I can’t remember who miscontrolled the ball (I’ll just say it was my brother!) but it ended up falling onto the tracks.

I was devastated!

Everyone was telling us that we couldn’t go and get it and I was panicking thinking I’d lost the ball.

Thankfully one of the workers came and got it for us but that memory reminds me how much the ball meant to me.

I have to confess it wasn’t the first ball I learned to play with but it was the first I was given.


I remember my father said he wanted to give me a good ball. One that would last and one that would really help me develop.

At that time my parents had seen me play a lot in the garden, and the fact that they wanted to give me the equipment to improve means a lot to me.

It was all white, but not the classic one with the black spots, just all white and the first full size ball I’d owned.

That ball helped me to get to where I am today.
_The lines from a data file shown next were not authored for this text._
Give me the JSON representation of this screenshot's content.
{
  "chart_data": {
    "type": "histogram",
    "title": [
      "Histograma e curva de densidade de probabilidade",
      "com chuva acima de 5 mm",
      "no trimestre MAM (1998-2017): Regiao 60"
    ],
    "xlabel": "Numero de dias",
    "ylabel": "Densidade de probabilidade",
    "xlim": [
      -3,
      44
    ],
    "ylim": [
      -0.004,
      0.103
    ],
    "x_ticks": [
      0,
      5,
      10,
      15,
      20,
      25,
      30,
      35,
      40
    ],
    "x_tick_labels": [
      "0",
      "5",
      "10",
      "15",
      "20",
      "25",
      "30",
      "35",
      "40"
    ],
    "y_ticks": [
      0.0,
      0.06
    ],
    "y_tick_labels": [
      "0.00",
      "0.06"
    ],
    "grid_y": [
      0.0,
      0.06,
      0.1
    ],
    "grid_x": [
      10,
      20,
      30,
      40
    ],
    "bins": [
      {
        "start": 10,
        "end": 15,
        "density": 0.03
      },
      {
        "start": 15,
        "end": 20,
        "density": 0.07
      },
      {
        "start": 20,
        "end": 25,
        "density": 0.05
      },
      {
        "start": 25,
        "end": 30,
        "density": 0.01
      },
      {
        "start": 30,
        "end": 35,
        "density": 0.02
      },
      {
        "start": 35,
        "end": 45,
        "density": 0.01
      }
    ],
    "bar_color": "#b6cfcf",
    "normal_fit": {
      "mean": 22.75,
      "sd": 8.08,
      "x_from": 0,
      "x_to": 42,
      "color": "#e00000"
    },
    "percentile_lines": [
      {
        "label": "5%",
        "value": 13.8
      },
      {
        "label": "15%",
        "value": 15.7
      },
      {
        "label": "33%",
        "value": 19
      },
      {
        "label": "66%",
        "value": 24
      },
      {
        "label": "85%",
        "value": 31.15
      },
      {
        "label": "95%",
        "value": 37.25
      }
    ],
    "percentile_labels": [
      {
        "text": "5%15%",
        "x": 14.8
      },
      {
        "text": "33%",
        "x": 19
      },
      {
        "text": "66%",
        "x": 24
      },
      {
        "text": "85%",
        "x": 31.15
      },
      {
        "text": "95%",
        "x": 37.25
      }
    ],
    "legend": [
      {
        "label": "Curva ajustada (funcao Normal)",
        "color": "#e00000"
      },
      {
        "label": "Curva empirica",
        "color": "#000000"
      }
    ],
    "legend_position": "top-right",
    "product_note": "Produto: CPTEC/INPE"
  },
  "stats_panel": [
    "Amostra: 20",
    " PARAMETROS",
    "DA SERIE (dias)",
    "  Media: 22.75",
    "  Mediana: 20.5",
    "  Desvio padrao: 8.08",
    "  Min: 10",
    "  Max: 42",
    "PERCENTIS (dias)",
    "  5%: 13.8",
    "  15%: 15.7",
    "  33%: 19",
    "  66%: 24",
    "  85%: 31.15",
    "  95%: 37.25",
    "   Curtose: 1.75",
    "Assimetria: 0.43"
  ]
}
I would play with my brothers in the garden, and if they weren’t around, I’d just practice on my own.

Sometimes I’d set up cones for dribbling but sometimes it’d do something as simple as kicking the ball against the wall – I think I broke at least two windows that way!

With my brothers and my cousins, we joke a lot about those days because we used to play so much two on two on a huge pitch.

We’d play for hours and hours and were completely dead by the time the sunset and we couldn’t play anymore.

The day I lost that ball was sad. I’d invited my school class over to celebrate something, and then the next day it was gone.

The boys in my class told me later that they had kicked it into a big thorny bush and we couldn’t get it out.

I was really sad to lose it and the boys were also really ashamed that they hadn’t told me until later.

The ball was such a small thing but, at the same time, it was a really important part of my life and a tool that was helping me reach my dreams.

I had that ball for years and it has meant a lot to me in my life that I have been so privileged to have my own football from such a young age.

It’s a great way to practice technique. With a wall and some cones or just anything you can find. It’s a great way to help children develop.

And I know what football means. I work with a project in Ghana and all the children, they ask for footballs when I go there.

It is just the best tool in the world.

Everyone should have access to a football.

I feel so lucky because there have never been any obstacles for me to play football. In Denmark we are fortunate to be in a country where there are no limits to what girls can do.

Especially in my class and my society we had a very good girls team and a very good class.

But what’s important to me now is that other people have the same opportunities I had and that we can build a world where girls and women aren’t limited by structural inequalities.

That’s why I joined Common Goal, that’s why I always want to be involved in social projects, and why I feel proud when I see this movement growing.

Because I just love football.

I have always loved playing football and that passion is the same today as it was when I started. I think it’s one of the best tools we have to engage people, get messages across, educate, and drive change.